Christian puso cara de póquer.

–Ha tenido que ir a ocuparse de un asunto de negocios, nada importante.

–Parecía un poco alterado.

Se quedó mirando a su futuro cuñado y le pareció ver un ligero temblor en el borde del párpado. Le estaba ocultando algo importante sobre Gabriel. Al parecer, no era la única que guardaba secretos.

Desde que Gabriel empezó las negociaciones con su padre un año antes, Olivia no había tenido oportunidad de conocer al hombre con el que iba a casarse. Esa circunstancia no había cambiado desde que llegó a Sherdana, hacía una semana.

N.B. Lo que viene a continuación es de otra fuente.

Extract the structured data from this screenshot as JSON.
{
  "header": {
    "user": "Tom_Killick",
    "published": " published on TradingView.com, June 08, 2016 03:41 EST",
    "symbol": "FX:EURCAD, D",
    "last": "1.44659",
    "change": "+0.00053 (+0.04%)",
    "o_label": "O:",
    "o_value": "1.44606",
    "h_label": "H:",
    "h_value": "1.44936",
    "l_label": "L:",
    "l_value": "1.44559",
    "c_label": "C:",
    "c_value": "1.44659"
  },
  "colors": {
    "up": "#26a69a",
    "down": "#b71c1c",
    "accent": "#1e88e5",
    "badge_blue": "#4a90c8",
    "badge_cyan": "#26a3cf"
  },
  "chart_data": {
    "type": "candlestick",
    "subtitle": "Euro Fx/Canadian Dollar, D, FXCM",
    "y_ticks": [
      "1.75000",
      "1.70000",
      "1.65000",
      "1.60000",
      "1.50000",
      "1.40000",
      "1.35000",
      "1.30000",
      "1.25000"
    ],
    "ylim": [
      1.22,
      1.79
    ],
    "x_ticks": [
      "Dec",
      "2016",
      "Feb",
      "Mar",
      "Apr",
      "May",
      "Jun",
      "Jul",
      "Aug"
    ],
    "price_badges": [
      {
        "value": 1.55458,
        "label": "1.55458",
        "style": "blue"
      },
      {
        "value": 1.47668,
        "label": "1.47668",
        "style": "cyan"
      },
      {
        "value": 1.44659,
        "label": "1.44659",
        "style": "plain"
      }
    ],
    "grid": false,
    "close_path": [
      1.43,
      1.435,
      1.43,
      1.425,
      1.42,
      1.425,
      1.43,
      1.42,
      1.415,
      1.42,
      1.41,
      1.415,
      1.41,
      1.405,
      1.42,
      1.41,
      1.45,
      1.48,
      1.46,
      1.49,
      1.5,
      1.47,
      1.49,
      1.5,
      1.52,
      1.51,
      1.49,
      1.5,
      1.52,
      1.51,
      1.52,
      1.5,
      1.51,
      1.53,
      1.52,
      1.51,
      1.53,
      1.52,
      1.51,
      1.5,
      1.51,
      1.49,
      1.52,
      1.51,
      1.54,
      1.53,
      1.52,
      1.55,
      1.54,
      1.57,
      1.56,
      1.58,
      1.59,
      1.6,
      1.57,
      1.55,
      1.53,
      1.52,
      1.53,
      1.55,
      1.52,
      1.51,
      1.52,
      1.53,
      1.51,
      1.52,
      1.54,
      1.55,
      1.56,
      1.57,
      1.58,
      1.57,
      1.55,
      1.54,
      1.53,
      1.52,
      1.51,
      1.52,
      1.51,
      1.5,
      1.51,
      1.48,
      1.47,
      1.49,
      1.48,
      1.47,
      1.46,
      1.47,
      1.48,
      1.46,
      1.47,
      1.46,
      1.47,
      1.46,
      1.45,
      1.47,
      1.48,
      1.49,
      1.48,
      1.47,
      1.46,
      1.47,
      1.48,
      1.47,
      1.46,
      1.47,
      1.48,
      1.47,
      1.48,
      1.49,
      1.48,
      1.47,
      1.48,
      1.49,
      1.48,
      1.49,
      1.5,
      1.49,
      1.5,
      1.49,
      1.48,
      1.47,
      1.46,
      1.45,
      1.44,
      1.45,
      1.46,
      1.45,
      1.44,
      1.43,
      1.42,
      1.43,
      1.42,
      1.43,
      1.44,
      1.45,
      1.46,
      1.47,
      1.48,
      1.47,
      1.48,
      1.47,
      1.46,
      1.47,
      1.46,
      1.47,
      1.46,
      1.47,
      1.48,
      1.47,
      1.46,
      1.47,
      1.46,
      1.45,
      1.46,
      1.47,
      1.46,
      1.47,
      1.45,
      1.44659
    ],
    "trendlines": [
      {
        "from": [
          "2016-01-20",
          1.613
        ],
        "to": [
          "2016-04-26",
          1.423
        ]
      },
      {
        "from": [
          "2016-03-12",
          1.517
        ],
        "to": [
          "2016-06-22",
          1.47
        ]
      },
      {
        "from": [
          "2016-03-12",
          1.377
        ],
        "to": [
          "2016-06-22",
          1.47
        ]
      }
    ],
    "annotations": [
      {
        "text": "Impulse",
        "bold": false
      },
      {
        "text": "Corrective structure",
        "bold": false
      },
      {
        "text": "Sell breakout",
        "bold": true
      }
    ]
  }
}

A un mes de la boda, apenas habían pasado una hora juntos sin interrupciones.

Al día siguiente de llegar, habían dado un paseo por los jardines, que habían tenido que interrumpir después de toparse con el perro de la reina cubierto de barro. Gabriel había elogiado la habilidad de Olivia para esquivar al animal y había vuelto al palacio a cambiarse de pantalones.

También habían compartido un momento en la carroza el día anterior antes del desfile. Le había alabado el sombrero.

Y durante los cinco minutos del vals de aquella noche, le había dicho que estaba encantadora.